Mol Psychiatry. 2025 Feb;30(2):587-599. doi: 10.1038/s41380-024-02672-9. Epub 2024 Aug 23.
β-amyloid (Aβ) pathology is not always coupled with Alzheimer's disease (AD) relevant cognitive decline. We assessed the accuracy of tau PET to identify Aβ(+) individuals who show prospective disease progression. 396 cognitively unimpaired and impaired individuals with baseline Aβ and tau PET and a follow-up of ≥ 2 years were selected from the Alzheimer's Disease Neuroimaging Initiative dataset. The participants were dichotomously grouped based on either clinical conversion (i.e., change of diagnosis) or cognitive deterioration (fast (FDs) vs. slow decliners (SDs)) using data-driven clustering of the individual annual rates of cognitive decline. To assess cognitive decline in individuals with isolated Aβ(+) or absence of both Aβ and tau (T) pathologies, we investigated the prevalence of non-AD comorbidities and FDG PET hypometabolism patterns suggestive of AD. Baseline tau PET uptake was higher in Aβ(+)FDs than in Aβ(-)FD/SDs and Aβ(+)SDs, independently of baseline cognitive status. Baseline tau PET uptake identified MCI Aβ(+) Converters and Aβ(+)FDs with an area under the curve of 0.85 and 0.87 (composite temporal region of interest) respectively, and was linearly related to the annual rate of cognitive decline in Aβ(+) individuals. The T(+) individuals constituted largely a subgroup of those being Aβ(+) and those clustered as FDs. The most common biomarker profiles in FDs (n = 70) were Aβ(+)T(+) (n = 34, 49%) and Aβ(+)T(-) (n = 19, 27%). Baseline Aβ load was higher in Aβ(+)T(+)FDs (M = 83.03 ± 31.42CL) than in Aβ(+)T(-)FDs (M = 63.67 ± 26.75CL) (p-value = 0.038). Depression diagnosis was more prevalent in Aβ(+)T(-)FDs compared to Aβ(+)T(+)FDs (47% vs. 15%, p-value = 0.021), as were FDG PET hypometabolism pattern not suggestive of AD (86% vs. 50%, p-value = 0.039). Our findings suggest that high tau PET uptake is coupled with both Aβ pathology and accelerated cognitive decline. In cases of isolated Aβ(+), cognitive decline may be associated with changes within the AD spectrum in a multi-morbidity context, i.e., mixed AD.

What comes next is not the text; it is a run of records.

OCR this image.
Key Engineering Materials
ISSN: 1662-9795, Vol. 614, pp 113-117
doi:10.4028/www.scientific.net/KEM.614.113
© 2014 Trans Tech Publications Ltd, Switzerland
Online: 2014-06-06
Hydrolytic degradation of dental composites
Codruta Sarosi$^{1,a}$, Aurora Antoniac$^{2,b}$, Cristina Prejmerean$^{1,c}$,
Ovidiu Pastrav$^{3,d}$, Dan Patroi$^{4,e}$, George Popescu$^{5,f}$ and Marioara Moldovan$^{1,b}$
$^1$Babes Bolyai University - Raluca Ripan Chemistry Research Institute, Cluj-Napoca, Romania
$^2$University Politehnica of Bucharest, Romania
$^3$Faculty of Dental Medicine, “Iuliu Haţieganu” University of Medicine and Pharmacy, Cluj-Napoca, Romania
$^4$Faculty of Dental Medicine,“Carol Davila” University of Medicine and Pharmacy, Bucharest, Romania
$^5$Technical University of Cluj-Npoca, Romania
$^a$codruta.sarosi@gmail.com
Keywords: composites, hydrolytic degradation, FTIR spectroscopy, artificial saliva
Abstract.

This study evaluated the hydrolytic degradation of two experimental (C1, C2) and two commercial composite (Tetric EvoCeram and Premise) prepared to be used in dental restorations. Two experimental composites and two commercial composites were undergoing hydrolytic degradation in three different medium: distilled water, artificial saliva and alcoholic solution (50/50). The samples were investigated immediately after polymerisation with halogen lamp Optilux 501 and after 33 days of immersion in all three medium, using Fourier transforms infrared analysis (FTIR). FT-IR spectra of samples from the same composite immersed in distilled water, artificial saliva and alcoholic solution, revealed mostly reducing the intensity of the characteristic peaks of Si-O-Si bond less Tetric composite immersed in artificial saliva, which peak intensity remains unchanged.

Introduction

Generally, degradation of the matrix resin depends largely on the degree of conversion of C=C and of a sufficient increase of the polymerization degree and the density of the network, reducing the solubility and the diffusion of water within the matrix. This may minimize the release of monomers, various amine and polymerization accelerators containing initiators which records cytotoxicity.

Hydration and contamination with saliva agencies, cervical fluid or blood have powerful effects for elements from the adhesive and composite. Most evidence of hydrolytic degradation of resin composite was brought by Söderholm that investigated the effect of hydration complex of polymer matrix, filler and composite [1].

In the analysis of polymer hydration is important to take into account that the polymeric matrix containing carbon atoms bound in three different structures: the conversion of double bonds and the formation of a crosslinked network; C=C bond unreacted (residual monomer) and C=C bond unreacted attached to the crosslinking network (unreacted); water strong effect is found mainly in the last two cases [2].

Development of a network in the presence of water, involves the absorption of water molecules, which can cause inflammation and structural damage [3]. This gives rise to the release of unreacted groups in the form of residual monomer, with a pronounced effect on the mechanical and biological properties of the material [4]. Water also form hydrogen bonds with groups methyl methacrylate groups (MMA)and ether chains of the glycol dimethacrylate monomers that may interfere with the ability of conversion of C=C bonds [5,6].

β-淀粉样蛋白(Aβ)病理改变并不总是与阿尔茨海默病(AD)相关的认知功能下降相关联。我们评估了tau正电子发射断层扫描(PET)识别显示疾病进展的Aβ阳性个体的准确性。从阿尔茨海默病神经影像学倡议数据集选取了396名认知功能未受损和受损的个体,这些个体有基线Aβ和tau PET数据且随访时间≥2年。使用个体认知下降年率的数据驱动聚类,根据临床转化(即诊断变化)或认知恶化(快速衰退者(FDs)与缓慢衰退者(SDs))将参与者进行二分分组。为了评估孤立Aβ阳性或同时缺乏Aβ和tau(T)病理改变个体的认知下降情况,我们调查了非AD合并症的患病率以及提示AD的氟代脱氧葡萄糖(FDG)PET低代谢模式。无论基线认知状态如何,Aβ阳性FDs组的基线tau PET摄取高于Aβ阴性FD/SDs组和Aβ阳性SDs组。基线tau PET摄取分别以0.85和0.87的曲线下面积(复合颞叶感兴趣区)识别轻度认知障碍(MCI)Aβ阳性转化者和Aβ阳性FDs,并且与Aβ阳性个体的认知下降年率呈线性相关。T阳性个体主要构成Aβ阳性个体和聚类为FDs个体的一个亚组。FDs组(n = 70)中最常见的生物标志物谱为Aβ阳性T阳性(n = 34,49%)和Aβ阳性T阴性(n = 19,27%)。Aβ阳性T阳性FDs组的基线Aβ负荷(M = 83.03±31.42CL)高于Aβ阳性T阴性FDs组(M = 63.67±26.75CL)(p值 = 0.038)。与Aβ阳性T阳性FDs组相比,Aβ阳性T阴性FDs组中抑郁症诊断更为普遍(47%对15%,p值 = 0.021),提示非AD的FDG PET低代谢模式也是如此(86%对50%,p值 = 0.039)。我们的研究结果表明,高tau PET摄取与Aβ病理改变和加速的认知下降相关。在孤立Aβ阳性的情况下,认知下降可能与多病症背景下AD谱内的变化有关,即混合性AD。